The legislation, which is H.R. 5 and was introduced by U.S. Reps. David Cicilline ( D-RI ) and Brian Fitzpatrick ( R-PA ), codifies protections against discrimination on the basis of sexual orientation or gender identity within existing non-discrimination frameworks, such as the Civil Rights Act of 1964.
Cicilline first introduced a version of the Equality Act in 2015. House Speaker Nancy Pelosi had long promised to introduce the Equality Act this session.

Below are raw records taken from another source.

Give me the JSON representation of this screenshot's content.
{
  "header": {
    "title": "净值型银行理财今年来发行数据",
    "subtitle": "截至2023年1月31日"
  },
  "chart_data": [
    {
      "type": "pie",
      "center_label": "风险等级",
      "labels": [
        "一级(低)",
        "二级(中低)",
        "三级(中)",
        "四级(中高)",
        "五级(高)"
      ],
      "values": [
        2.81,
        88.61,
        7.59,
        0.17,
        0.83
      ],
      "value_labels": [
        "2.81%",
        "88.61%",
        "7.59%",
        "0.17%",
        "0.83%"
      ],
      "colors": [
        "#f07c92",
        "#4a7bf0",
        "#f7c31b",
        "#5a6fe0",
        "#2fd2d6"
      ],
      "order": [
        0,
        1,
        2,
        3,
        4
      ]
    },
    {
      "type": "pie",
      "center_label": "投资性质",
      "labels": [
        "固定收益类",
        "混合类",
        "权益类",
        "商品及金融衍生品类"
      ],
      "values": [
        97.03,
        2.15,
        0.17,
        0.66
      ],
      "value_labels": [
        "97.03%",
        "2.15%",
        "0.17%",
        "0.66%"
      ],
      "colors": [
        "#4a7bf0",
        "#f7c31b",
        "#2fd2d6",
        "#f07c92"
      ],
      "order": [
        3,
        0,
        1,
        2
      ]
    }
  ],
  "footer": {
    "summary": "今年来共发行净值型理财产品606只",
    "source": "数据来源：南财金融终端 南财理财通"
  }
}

Among the Illinois House delegation, votes were split along party lines, with all Democratic members voting in favor of H.B. 5. Among those affirmative votes was 3rd District Rep. Dan Lipinski, who has frequently opposed pro-LGBT legislation and is facing aggressive opposition from his rival in the last Democratic primary, Marie Newman, who has already made known that she's running again.

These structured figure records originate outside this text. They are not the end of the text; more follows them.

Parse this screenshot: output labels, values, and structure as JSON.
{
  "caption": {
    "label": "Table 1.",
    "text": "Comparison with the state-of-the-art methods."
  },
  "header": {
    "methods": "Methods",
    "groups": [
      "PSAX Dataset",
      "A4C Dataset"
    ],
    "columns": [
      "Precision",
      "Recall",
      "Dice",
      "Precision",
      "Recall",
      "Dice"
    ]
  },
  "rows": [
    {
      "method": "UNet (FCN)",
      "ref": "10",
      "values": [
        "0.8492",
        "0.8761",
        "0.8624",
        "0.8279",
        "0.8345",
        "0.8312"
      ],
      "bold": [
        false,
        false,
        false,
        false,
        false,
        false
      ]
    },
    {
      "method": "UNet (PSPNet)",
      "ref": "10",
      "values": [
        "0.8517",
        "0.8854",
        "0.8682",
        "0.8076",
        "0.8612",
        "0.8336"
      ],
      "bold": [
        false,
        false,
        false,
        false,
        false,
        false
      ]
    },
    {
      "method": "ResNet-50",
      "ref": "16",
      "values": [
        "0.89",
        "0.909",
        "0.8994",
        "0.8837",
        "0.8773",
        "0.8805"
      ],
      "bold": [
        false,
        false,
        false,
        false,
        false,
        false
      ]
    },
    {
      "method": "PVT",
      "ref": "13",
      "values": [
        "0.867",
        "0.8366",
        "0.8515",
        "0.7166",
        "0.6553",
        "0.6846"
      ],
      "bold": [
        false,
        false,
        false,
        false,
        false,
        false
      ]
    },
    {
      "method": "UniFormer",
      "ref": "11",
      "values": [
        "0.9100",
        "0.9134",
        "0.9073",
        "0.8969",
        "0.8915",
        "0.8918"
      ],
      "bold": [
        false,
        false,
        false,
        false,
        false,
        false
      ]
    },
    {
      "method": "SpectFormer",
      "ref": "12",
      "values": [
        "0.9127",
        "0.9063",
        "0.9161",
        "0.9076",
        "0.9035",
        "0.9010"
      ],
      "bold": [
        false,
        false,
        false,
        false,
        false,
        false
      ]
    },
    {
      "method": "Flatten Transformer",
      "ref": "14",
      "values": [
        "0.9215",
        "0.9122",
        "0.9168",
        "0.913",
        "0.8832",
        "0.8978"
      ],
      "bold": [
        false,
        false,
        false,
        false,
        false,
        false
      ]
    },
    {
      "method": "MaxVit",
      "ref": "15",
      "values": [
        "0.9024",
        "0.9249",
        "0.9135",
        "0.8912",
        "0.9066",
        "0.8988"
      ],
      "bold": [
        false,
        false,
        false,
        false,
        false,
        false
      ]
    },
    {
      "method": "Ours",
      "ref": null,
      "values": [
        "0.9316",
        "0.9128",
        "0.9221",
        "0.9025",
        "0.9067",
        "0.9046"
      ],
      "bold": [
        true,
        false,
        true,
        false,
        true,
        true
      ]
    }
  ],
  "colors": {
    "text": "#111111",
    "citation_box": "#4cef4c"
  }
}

Other affirmative votes included U.S. Reps. Bobby Rush ( 1st ), Robin Kelly ( 2nd ), Jesus "Chuy" Garcia ( 4th ), Mike Quigley ( 5th ), Sean Casten ( 6th ), Danny Davis ( 7th ), Raja Krishnamoorthi ( 8th ), Jan Schakowsky ( 9th ), Brad Schneider ( 10th ), Bill Foster ( 11th ), Lauren Underwood ( 14th ) and Cheri Bustos ( 17th ).
Republican "No" votes included U.S Reps. Mike Bost ( 12th ), Rodney Davis ( 13th ), John Shimkus ( 15th ) and Adam Kinzinger (16th). One other Republican, Rep. Darin LaHood ( 18th ), did not vote.

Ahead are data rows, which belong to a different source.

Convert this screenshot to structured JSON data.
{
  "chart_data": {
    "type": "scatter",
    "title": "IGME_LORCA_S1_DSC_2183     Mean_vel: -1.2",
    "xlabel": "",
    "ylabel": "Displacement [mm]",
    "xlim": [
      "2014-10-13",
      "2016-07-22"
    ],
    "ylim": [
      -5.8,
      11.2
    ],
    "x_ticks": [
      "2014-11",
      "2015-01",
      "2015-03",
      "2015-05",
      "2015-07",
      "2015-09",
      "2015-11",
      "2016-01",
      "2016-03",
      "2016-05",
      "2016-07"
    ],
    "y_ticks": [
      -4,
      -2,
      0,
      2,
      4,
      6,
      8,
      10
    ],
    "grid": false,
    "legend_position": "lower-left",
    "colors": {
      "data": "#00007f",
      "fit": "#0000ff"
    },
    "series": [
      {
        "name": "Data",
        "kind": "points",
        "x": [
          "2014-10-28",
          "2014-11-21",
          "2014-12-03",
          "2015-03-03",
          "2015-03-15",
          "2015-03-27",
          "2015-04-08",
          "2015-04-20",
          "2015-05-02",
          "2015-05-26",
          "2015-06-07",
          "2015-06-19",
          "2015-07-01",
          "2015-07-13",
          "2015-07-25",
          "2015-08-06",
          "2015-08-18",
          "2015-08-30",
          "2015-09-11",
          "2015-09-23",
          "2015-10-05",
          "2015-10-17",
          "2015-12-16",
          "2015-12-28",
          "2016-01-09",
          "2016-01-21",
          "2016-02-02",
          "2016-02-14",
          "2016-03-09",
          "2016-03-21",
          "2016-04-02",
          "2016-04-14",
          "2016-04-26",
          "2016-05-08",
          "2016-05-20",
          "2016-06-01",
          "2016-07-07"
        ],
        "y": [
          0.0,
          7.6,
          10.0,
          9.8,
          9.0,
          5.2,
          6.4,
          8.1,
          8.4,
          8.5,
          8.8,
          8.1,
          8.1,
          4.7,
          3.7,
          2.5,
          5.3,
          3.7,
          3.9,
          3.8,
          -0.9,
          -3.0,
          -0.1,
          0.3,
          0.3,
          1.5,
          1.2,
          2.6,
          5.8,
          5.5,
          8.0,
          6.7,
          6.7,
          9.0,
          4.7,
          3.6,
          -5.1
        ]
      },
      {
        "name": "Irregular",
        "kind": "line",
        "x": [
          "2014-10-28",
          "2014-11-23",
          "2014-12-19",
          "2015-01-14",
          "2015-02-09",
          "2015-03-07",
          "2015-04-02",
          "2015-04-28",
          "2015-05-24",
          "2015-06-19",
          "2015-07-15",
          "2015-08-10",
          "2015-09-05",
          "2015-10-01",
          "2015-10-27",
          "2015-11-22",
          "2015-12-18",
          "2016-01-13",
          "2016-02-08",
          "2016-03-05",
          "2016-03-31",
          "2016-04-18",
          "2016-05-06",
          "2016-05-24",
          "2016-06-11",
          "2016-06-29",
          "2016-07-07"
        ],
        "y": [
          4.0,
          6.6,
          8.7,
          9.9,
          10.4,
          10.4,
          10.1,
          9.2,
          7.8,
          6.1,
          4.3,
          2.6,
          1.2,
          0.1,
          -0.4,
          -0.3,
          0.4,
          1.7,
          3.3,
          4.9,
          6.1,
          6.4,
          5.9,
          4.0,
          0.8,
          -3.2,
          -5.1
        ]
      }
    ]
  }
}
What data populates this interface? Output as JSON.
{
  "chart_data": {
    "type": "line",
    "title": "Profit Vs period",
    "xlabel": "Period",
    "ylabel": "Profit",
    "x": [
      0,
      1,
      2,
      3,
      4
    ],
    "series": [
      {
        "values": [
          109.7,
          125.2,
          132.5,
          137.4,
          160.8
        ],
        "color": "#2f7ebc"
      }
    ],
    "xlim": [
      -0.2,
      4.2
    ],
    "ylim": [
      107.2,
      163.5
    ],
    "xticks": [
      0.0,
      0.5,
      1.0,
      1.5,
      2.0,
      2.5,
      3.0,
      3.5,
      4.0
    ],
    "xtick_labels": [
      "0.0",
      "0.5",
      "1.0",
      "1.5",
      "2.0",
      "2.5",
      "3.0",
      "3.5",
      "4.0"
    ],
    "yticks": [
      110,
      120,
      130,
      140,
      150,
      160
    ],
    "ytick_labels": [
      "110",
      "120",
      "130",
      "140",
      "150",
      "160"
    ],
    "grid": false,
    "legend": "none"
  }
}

Politicians and advocates praised the House vote, but acknowledged the opposition the Equality Act is expected to face in the Republican-controlled Senate.
"Today, on International Day Against Homophobia, Transphobia and Biphobia, House Democrats passed the Equality Act to ensure that LGBTQ+ Americans are protected by the same federal civil rights laws that protect their straight and cisgender counterparts," said Quigley in a May 17 statement. " ... I am committed to working with my colleagues to put pressure on Senate Majority Leader Mitch McConnell to bring this critical legislation to the floor of the Senate for a vote. And I will never stop fighting for LGBTQ+ Americans."
Lambda Legal Interim CEO Richard Burns said in a statement that, "We call on the Senate to give the Equality Act the full, fair and comprehensive consideration it deserves. The Equality Act addresses the inadequate patchwork of protections that vary from state to state with a broad federal statute protecting LGBTQ people across the country and throughout their daily lives."